Trudno dziś być rodzicem
Szanowna Redakcjo, jako nauczycielka przedszkola, a jednocześnie mama, z dużym zainteresowaniem przeczytałam artykuł, w którym Autorka wyraziła marzenie, by móc odbierać dziecko z przedszkola nawet o godzinie 22. Rozumiem emocje, które stoją za tym wyznaniem: zmęczenie, poczucie przytłoczenia obowiązkami i brak czasu dla siebie to problemy, które dotykają wielu współczesnych rodziców.
Sama, łącząc obowiązki zawodowe i samodzielne macierzyństwo, niejednokrotnie odczuwałam podobne napięcia. Trudno dziś być rodzicem, kiedy praca wymaga pełnej dyspozycyjności, a wsparcie systemowe bywa niewystarczające. Kiedy musimy lawirować między pracą, zakupami i praniem a przedszkolem, szkołą i zajęciami dodatkowymi naszych dzieci. Jednak to, co dla dorosłych może wydawać się rozwiązaniem, z perspektywy dziecka nie zawsze jest korzystne.
Wielogodzinny pobyt w przedszkolu to za dużo
Przedszkole to przestrzeń, która stwarza dzieciom możliwość nauki, zabawy, odkrywania świata i nawiązywania relacji z rówieśnikami. Trzeba jednak pamiętać, że dla małego dziecka intensywny, wielogodzinny pobyt w placówce stanowi poważne obciążenie psychiczne i fizyczne. Maluchy potrzebują stabilnego rytmu dnia, czasu na wyciszenie, a przede wszystkim odpowiedniej ilości snu.
Badania i praktyka pedagogiczna pokazują, że optymalny pobyt w przedszkolu wynosi do około ośmiu godzin dziennie. Wydłużanie tego czasu do późnych godzin wieczornych, choć doraźnie mogłoby pomóc rodzicowi, długofalowo prowadzi do przemęczenia i przebodźcowania dziecka, zaburzenia rytuałów rodzinnych i problemów z regeneracją.
Przedszkole nie zastąpi rodzica
Warto w tym kontekście podkreślić coś, co często umyka w podobnych dyskusjach − najważniejszym elementem w rozwoju emocjonalnym dziecka jest czas spędzany z rodzicem. To właśnie wspólne, codzienne rytuały takie jak posiłek przy stole, rozmowa w drodze do domu, czytanie książki przed snem- kształtują więź, która buduje fundament poczucia bezpieczeństwa i zaufania na przyszłe lata. Nie liczy się wyłącznie liczba godzin, lecz ich jakość, uważność i bliskość.

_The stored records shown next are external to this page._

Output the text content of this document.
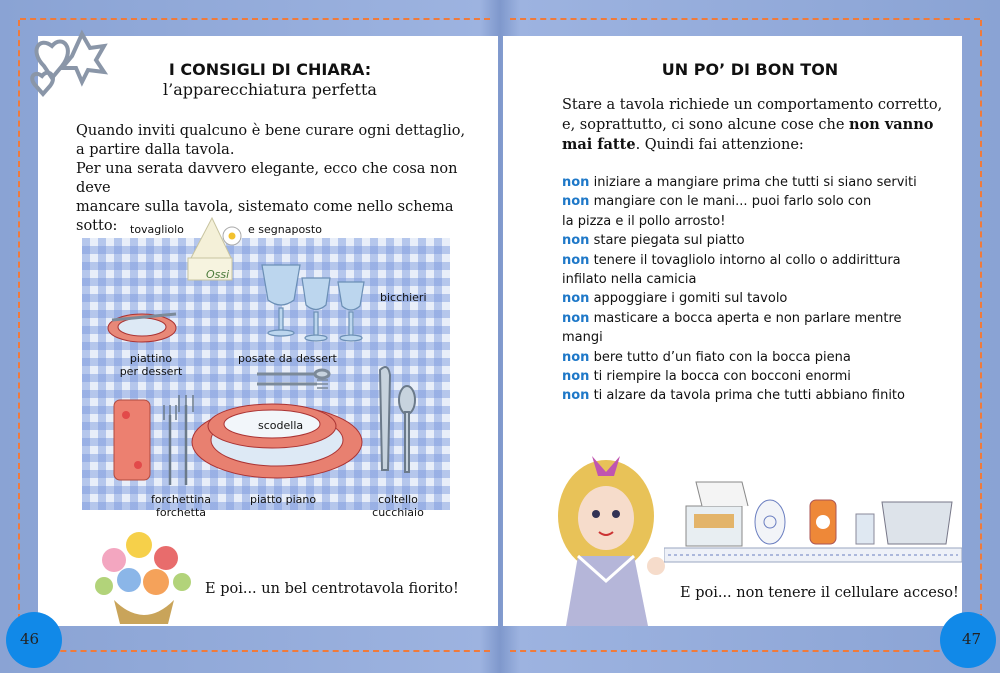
I CONSIGLI DI CHIARA:
l’apparecchiatura perfetta

Quando inviti qualcuno è bene curare ogni dettaglio,

a partire dalla tavola.

Per una serata davvero elegante, ecco che cosa non deve

mancare sulla tavola, sistemato come nello schema sotto:	tovagliolo	e segnaposto
Ossi
bicchieri
piattino
per dessert
posate da dessert
scodella
forchettina
forchetta
piatto piano	coltello
cucchiaio
E poi... un bel centrotavola fiorito!
46
UN PO’ DI BON TON

Stare a tavola richiede un comportamento corretto,

e, soprattutto, ci sono alcune cose che non vanno

mai fatte. Quindi fai attenzione:

non iniziare a mangiare prima che tutti si siano serviti
non mangiare con le mani... puoi farlo solo con
la pizza e il pollo arrosto!
non stare piegata sul piatto
non tenere il tovagliolo intorno al collo o addirittura
infilato nella camicia
non appoggiare i gomiti sul tavolo
non masticare a bocca aperta e non parlare mentre
mangi
non bere tutto d’un fiato con la bocca piena
non ti riempire la bocca con bocconi enormi
non ti alzare da tavola prima che tutti abbiano finito
E poi... non tenere il cellulare acceso!
47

Przedszkole może zapewnić dziecku bogate doświadczenia społeczne i edukacyjne, ale nie zastąpi obecności rodzica, który jest pierwszym i najważniejszym przewodnikiem w świecie emocji i relacji.
Nasze zmęczenie to nie wina dzieci
Rozumiem doskonale, że głos Autorki nie wynika z chęci zaniedbania dziecka, lecz z potrzeby wytchnienia i odpoczynku. To głos, którego nie można ignorować, bo odzwierciedla realny problem braku wsparcia dla rodzin i samodzielnych rodziców.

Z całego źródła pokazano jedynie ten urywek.